Площадка качалась и вся была полна непонятного движения, и поезд точно проваливался куда-то вниз, а к самым стеклам окошек справа и слева приникло сизое, перепачканное чернилами небо. Это небо, и стиснутый с четырех сторон воздух площадки, и нестерпимое громыханье колес наполнили душу женщины каким-то бестолково-приятным кошмаром, в котором не было ничего похожего на жизнь, не было ни страха, ни стыда, ни протеста. Она не знала, что делать, и ей было и весело и странно, что лицо, наклонившееся к ней темными, горячими губами, не кажется ей отвратительным и пошлым.
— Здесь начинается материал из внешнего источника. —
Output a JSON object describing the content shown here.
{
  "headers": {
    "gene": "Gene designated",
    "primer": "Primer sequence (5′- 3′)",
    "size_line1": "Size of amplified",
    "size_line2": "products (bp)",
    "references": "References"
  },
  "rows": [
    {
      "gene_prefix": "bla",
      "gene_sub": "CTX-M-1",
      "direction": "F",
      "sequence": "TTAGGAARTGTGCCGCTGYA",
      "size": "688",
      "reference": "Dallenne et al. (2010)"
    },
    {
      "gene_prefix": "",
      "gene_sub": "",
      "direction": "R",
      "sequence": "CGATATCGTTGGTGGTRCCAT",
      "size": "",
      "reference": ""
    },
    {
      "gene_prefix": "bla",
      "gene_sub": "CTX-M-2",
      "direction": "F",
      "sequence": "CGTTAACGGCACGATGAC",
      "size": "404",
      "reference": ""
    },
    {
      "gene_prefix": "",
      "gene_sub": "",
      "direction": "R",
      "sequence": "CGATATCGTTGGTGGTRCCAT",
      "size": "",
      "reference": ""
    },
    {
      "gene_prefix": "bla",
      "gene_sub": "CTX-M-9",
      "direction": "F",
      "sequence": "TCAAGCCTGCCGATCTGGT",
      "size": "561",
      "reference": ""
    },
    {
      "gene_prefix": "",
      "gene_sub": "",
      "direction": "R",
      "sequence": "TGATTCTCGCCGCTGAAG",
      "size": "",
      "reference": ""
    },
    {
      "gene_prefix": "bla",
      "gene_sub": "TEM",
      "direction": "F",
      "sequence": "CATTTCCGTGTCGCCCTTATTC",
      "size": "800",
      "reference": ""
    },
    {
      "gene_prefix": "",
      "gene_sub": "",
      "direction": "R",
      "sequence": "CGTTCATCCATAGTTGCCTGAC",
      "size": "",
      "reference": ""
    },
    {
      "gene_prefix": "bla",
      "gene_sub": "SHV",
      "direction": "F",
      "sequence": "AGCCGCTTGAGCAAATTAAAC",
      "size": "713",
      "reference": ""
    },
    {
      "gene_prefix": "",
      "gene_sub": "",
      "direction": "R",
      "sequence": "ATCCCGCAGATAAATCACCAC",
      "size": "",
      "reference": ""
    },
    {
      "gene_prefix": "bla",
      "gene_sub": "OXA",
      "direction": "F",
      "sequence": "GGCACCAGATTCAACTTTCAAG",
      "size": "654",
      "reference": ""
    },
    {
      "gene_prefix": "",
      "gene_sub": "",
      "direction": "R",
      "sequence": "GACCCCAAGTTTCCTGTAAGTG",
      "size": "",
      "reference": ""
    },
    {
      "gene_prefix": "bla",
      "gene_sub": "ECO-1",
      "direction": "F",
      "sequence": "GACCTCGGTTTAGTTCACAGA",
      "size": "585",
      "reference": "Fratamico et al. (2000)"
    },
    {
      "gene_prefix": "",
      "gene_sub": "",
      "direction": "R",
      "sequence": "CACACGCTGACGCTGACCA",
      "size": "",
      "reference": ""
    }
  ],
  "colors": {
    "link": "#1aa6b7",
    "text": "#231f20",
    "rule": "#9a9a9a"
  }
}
— Пустите, я пойду спать, — говорил за нее какой-то чужой и слишком спокойный голос, и она старалась пройти мимо Нагурского в вагон. — Пустите же, — повторила она и тут же почувствовала себя в объятиях.

В одно мгновение она припомнила всю свою скрытую, обособленную, вторую жизнь, похожую на комнату с заколоченными окнами и запертыми на ключ дверями, куда не заглядывал ни один человек. Там было дерзко, таинственно и свободно, и в темноте разгуливал голый смеющийся зверь, изобретательный и ненасытный. И она одна имела ключ от дверей и радостно входила в темноту, оставляя одежду на пороге, а он с жадным хохотом брал ее на руки, как беспомощного ребенка…

Да, это он, этот смеющийся офицер, это его ненасытный и жадный хохот, его жаркие уста и властные, неумолимые руки…

Нагурский видел, как странно закинулось ее лицо и куда-то полетело пенсне, и потом, целуя ее губы, он ясно ощущал, что ее голова приникла к железной стенке вагона. И в железной неподвижности головы, в зацепившемся о пуговицу кителя шнурочке пенсне, и в том, что тяжелый суконный платок, распахнувшись около плеч и шеи, не может скатиться на пол, было что-то слишком материальное, унизительное для обоих. Было неудобно и трудно, и ее руки больно щипали поручику шею, а желтый гаснущий свет фонаря, мешаясь с чернильным отблеском неба, тонул в глубине глаз и, падая на застывшую улыбку, делал ее мертвенной и дикой.

— Я презираю вас, — сказал Нагурский через минуту и грубо растрепал ей волосы. — Уходите, я презираю вас.

Женщина конвульсивно запахнула платок над головой и, точно бросаясь в пропасть, ринулась через дверцу в вагон.